What type of Investor are you?

Words by Ben Hobson, markets editor at Stockopedia

There are many ways to reach success in the stock market. But among investors, just like in a game of poker, there are different “types” of player.

Bartle’s Taxonomy of Game Player Types is a deceptively simple system that classifies online game players as one of four archetypes (explorers, killers, achievers and socialisers).

Bartle imaginatively maps these four classifications to the four suits of a card deck. It’s a very simple model and one that can be adapted neatly to different investor types.

Image credit: Stockopedia

Investors according to two simple dimensions

At the simplest level, there are two dimensions which affect investment decisions:

⦁ Action Dimension – from ‘active’ to ‘passive’.
⦁ Decision Dimension – from ‘systematic’ to ‘discretionary’.

Active investors like to deal frequently – on a daily or monthly basis. Passive investors prefer to hold their shares for longer – months to years.

Systematic investors tend to use an objective rule-based approach to investing, based on theory or experience. Discretionary investors tend to use their own subjective decisions based on judgement, common sense or intuition.

By applying these two dimensions as axes on a grid we can map out four investor archetypes: Trader, Hunter, Farmer, Owner, similar to the four suits of a card deck:

The four investor suits

The Trader – Clubs

The Trader is the most active and dominating of the archetypes, best represented by the suit of clubs. The Trader seeks return drivers through trend following and swing trading, often across short timeframes.

They have a keen motivation to win which is why so many ex-sports players are attracted to trading practices, keenly watching market action to identify entry/exit points, favouring experience as a source of decision confidence. As a result, they’re most likely to suffer from control illusion and over-confidence that may lead to over-trading.

The Hunter – Hearts

The Hunter is the most social and emotional of the archetypes, and thus best represented by the suit of hearts. They seek mispricings as return drivers and often invest over medium term timeframes to allow these mispricings to correct. They have a keen motivation to stalk the market, listening to networks of smarter investors to generate ideas, and favour their intuition as a source of decision confidence.

They are most likely to suffer from confirmation bias due to a tendency to collect supporting information as well as a tendency towards over-optimism.

The Farmer – Spades

The Farmer is a rational type best represented by the suit of spades. They seek beta return drivers through factor investing techniques. They often invest anywhere from short to long-term timeframes depending on the factors targeted and are motivated by harvesting market rewards.
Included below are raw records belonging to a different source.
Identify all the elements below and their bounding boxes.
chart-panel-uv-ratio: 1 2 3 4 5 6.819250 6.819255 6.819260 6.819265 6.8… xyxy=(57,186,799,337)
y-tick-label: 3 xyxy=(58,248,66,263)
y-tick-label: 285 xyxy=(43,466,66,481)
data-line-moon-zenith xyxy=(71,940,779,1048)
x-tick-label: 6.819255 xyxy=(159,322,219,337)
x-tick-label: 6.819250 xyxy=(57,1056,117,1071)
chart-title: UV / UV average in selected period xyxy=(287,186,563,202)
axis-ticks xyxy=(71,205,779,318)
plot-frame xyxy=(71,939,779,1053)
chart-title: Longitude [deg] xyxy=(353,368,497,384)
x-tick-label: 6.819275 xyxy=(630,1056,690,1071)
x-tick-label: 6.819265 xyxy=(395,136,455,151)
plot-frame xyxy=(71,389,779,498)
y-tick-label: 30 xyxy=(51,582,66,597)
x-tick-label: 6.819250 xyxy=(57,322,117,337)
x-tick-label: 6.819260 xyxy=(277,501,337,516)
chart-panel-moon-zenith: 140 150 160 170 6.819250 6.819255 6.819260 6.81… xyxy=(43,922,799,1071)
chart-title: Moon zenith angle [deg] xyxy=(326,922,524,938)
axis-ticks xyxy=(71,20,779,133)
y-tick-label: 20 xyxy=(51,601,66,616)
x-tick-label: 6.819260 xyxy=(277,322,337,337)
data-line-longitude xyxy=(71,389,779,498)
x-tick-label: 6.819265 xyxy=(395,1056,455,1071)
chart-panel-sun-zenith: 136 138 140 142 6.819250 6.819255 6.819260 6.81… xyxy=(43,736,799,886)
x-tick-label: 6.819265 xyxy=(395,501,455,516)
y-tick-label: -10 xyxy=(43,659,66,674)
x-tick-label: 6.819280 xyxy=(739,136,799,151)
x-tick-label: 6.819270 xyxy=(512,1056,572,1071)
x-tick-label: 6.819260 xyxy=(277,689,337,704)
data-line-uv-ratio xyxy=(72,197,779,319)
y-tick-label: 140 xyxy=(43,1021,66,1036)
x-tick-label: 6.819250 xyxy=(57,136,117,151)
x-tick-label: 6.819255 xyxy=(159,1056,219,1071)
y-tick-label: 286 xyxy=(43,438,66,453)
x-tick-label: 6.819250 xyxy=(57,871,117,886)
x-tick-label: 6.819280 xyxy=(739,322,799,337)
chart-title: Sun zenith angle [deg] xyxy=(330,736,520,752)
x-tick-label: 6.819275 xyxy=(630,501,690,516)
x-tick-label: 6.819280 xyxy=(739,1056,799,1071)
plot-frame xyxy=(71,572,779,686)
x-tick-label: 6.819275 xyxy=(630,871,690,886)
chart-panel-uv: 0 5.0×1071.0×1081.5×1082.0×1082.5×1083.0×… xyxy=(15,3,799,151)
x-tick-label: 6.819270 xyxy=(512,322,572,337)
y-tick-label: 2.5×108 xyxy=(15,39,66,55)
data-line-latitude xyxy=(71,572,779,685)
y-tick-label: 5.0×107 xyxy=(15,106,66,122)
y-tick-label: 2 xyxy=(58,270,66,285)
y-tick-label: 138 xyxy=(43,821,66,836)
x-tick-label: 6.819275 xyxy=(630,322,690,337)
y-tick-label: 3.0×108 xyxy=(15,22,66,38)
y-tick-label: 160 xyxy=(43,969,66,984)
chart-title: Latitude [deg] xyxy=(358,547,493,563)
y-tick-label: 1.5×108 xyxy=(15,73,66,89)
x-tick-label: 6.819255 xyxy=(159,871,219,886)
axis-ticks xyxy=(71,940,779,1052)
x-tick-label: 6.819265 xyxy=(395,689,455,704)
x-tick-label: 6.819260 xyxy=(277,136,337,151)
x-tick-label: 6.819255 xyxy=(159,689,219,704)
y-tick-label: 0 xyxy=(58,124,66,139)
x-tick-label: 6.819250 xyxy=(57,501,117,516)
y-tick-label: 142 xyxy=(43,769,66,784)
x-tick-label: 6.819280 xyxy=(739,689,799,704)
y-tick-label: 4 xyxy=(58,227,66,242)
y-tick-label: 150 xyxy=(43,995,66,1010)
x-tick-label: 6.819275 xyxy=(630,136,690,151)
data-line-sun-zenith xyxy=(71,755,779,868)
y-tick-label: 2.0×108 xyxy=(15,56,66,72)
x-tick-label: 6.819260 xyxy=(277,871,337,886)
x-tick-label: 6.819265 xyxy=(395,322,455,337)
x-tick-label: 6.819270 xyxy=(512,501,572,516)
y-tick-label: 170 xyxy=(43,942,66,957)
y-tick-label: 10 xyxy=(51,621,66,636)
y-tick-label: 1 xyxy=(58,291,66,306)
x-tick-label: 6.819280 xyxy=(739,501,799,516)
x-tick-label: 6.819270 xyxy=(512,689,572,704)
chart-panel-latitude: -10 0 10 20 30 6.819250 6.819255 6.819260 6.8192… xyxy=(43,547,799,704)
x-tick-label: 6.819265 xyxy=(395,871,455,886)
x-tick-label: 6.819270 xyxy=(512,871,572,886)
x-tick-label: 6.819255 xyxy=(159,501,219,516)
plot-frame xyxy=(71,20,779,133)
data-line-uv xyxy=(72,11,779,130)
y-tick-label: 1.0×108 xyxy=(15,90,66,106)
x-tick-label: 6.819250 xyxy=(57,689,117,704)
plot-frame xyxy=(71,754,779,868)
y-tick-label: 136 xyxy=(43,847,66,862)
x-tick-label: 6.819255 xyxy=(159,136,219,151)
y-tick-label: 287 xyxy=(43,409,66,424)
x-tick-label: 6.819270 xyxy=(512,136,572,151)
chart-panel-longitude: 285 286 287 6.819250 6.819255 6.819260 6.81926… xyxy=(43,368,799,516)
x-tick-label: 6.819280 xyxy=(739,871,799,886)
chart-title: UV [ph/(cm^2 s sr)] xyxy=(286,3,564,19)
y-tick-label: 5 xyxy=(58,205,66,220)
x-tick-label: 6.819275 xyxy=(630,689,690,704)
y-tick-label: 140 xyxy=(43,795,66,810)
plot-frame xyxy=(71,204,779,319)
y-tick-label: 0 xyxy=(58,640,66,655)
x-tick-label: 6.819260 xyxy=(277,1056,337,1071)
They generate ideas by sorting the market through the use of databases and gain decision confidence through theory and evidence. As a result, they’re most likely to suffer from data-mining bias.

The Owner – Diamonds

The owner is often archetypally the older and wealthier investor, best represented by the suit of diamonds. They seek the power of compounding and dividends in high-quality stocks as return drivers.

They often seek to invest over long timeframes and are motivated by accumulation. They generate their ideas through reading annual reports and financial statements analysis. They gain their decision confidence from perceived common sense and good judgement. The major behavioural biases that flaws the owner is attachment bias which leads to the opportunity costs of loss-aversion.

Which type is best?

There is no silver bullet when it comes to successful investing. All archetypes are valid and each approach will generate profit. Not through luck, but through the skilled development of their style, managing their biases and by targeting specific return drivers.